Fig. S4.

Impaired CSR in in vitro-stimulated B cells lacking the IgH 3′RR proximal module. Resting splenic B cells (CD43⁻ fraction) from wt and 3′PAL^Δ/Δ mice were stimulated in vitro to induce CSR with LPS (IgG2b and IgG3), LPS + TGF-β (for IgA), LPS + IFN-γ (for IgG2a) or anti-CD40 + IL-4 (for IgG1 and IgE). (A) For each constant gene, germ-line transcription (Ix-Cx) was quantified by qRT-PCR and normalized to Gapdh expression after 48–72 h stimulation.
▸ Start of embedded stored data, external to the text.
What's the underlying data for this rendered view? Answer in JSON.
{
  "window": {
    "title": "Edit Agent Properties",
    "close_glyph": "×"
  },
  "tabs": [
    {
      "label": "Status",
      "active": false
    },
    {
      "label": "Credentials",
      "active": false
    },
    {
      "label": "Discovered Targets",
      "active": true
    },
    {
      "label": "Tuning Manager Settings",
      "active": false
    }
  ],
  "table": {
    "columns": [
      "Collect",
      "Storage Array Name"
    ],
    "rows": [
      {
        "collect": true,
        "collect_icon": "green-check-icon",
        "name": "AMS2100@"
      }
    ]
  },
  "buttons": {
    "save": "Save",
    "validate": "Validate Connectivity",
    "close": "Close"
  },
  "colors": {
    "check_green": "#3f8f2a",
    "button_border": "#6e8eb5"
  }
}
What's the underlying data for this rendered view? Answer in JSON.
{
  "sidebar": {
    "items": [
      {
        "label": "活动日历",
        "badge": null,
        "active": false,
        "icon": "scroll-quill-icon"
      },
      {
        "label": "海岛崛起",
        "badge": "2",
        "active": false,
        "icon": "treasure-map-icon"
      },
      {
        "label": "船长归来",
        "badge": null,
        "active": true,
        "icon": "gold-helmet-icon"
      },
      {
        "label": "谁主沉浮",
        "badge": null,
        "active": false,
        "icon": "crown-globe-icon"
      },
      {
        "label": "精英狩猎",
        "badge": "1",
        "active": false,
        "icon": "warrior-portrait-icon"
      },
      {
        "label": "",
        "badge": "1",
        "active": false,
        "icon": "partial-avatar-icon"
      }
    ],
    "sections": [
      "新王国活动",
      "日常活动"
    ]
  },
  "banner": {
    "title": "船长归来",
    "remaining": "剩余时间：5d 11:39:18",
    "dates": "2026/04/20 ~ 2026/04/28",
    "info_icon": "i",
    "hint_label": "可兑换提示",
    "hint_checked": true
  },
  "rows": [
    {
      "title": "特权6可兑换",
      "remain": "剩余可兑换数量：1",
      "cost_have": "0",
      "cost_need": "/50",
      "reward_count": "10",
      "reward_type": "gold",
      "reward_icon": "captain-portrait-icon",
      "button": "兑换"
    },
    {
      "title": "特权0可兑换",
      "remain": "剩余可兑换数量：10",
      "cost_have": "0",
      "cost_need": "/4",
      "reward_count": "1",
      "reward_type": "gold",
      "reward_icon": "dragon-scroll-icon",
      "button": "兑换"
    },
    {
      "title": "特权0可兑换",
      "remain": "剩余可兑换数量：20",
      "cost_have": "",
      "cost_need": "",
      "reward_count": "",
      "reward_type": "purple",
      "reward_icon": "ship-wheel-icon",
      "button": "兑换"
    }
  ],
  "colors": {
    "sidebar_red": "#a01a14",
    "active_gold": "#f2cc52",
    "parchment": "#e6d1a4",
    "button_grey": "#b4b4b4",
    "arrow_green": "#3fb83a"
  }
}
Mean and SEM are reported, significant differences were indicated by P values: *P < 0.05, ***P < 0.001 according to the Mann–Whitney u test (n = 4–11 animals per genotype). (B) At day 4, percentage of isotype switched cells was analyzed by flow cytometry for surface Ig isotype expression: Center shows one representative experiment, Right displays statistical analysis of the proportion in vitro-induced isotype switched B cells for each condition. Mean and SEM are reported, significant differences are indicated by P values: *P < 0.05, ***P < 0.001 according to the Mann–Whitney u test (n = 12–28 animals per genotype). (C) Antibody isotype secretion was quantified by ELISA in stimulated B-cell supernatants at day 4. (D) Transcription of lncRNA for CSR was quantified by qRT-PCR (38) and normalized to Gapdh expression in wt and 3′PAL^Δ/Δ resting splenic and activated B cells for 48 (LPS) to 72 h (LPS+TGF-β). Mean and SEM are indicated (n = 6 animals).